Patterns in the chaos? An unsupervised view of Galactic SNRs

31 May 2022, 10:30
20m
Catania

Catania

Il Principe Hotel Via Alessi, 24, 95124 Catania CT, Italy

Speaker

Cristobal Bordiu (Istituto Nazionale di Astrofisica (INAF))

Description

Supernova Remnants (SNRs) are the remains of supernova explosions, the cataclysmic deaths of certain types of stars. These rapidly expanding structures have a notorious impact into the surroundings, releasing vast amounts of energy and processed matter to the interstellar medium. The study of SNRs is then crucial to understand the structural, dynamical and chemical evolution of the Galaxy as a whole. However, SNRs constitute a remarkably heterogeneous population of roughly 300 known objects, that exhibit a wide variety of observational properties: their morphologies include shells, bubbles, knots and filaments, often showing strong asymmetries; some of them are bright at infrared wavelengths owing to dust emission; others only exhibit thermal and non-thermal radio emission, etc. These differences likely arise from the progenitor star's nature, existing inhomogeneities in the pre-SN circumstellar material, explosion mechanism and other factors that are quite difficult to constrain.

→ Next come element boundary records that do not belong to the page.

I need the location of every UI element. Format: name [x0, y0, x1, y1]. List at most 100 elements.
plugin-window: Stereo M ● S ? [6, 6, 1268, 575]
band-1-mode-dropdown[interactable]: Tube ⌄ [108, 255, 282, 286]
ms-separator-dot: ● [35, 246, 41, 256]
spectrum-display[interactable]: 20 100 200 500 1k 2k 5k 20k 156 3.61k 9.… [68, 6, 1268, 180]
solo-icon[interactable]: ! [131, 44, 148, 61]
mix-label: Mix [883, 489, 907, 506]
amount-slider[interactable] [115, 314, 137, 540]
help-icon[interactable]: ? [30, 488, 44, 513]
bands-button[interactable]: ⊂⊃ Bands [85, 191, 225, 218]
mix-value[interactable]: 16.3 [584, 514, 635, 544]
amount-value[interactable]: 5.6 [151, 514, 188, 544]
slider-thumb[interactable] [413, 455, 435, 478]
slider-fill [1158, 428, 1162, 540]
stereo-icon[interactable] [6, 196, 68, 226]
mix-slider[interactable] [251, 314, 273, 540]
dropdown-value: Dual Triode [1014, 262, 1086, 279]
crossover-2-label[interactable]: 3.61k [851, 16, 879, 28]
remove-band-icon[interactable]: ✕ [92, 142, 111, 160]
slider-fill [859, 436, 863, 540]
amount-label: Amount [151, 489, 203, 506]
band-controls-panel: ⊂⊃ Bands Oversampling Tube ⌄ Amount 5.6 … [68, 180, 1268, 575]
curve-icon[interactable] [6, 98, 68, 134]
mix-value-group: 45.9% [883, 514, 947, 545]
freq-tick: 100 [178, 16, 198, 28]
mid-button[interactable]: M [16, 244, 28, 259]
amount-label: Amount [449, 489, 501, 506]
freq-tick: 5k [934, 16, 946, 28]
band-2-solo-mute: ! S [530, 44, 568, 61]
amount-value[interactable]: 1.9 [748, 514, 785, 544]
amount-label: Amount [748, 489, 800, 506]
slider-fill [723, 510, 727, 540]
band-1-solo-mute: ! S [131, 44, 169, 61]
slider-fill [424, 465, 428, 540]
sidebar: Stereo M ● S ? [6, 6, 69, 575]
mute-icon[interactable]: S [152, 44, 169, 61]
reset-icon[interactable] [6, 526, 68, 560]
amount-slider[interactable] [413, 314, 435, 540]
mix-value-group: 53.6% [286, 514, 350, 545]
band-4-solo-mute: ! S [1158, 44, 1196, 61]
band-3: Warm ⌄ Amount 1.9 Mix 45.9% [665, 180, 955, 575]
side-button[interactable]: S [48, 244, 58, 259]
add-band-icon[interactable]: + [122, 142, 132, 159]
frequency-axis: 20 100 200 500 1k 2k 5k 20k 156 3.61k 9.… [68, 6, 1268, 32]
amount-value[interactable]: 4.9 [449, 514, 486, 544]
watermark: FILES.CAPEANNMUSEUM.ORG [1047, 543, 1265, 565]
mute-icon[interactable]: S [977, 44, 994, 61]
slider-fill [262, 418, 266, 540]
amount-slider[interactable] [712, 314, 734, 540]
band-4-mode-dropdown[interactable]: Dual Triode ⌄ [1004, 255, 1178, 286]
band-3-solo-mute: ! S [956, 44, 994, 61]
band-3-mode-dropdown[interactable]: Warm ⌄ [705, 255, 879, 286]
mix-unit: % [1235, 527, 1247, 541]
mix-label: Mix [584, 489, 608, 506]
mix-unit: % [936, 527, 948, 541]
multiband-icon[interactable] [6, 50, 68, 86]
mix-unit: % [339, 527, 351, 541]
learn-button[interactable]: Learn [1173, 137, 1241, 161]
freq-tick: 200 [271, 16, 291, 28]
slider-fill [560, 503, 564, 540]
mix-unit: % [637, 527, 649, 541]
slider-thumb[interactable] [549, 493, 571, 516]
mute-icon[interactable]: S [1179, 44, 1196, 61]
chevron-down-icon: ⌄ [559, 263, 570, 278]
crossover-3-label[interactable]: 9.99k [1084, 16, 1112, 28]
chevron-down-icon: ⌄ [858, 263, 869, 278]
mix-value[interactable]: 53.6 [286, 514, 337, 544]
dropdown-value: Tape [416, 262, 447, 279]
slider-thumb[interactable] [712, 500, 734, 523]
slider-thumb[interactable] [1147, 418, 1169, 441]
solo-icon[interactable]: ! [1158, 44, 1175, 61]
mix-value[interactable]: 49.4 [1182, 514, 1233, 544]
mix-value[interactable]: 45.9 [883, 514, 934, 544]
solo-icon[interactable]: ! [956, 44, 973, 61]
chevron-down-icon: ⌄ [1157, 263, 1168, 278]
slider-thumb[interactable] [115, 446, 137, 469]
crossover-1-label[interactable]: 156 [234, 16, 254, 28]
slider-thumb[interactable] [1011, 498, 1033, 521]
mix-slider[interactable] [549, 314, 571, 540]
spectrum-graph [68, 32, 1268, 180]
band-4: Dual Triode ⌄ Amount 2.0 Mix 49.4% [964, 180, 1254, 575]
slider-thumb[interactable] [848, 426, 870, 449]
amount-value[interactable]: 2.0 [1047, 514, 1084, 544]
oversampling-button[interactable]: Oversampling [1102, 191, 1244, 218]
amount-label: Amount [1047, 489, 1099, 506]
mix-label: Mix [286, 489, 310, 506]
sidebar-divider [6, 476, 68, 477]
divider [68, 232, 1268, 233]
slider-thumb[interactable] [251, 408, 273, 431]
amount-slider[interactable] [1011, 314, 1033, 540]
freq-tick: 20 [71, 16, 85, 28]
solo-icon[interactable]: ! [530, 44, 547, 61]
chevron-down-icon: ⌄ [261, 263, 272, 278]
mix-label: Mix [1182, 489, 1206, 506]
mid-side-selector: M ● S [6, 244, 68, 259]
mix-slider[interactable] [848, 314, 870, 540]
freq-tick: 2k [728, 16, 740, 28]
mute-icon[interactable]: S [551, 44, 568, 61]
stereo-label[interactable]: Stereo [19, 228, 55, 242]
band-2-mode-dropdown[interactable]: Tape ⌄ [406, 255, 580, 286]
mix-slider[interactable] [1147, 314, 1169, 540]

Is there any underlying order in this apparent chaos? With the goal of answering such a question and systematically look for patterns in the SNR population, we resorted to unsupervised deep learning methods. This approach allows for unbiasedly clustering sources in a multidimensional space that takes into account most of the observational properties of SNRs. In this talk we present a multi-stage unsupervised pipeline, consisting of two complementary steps: (i) a feature extraction phase, able to achieve a compact representation of multiwavelength images by means of convolutional autoencoders and manifold representation; and (ii) a clustering stage that groups together objects that display similar multiwavelength features in the resulting latent space. By applying this pipeline to infrared and radio continuum imagery (22 μm, 70μm and 30 cm), we have been able to identify physically meaningful subsets within a representative sample of the Galactic SNR population. This work, developed in the frame of the H2020 NEANIAS project, underlines the potential of unsupervised methods for Galactic Science in the era of SKA precursors.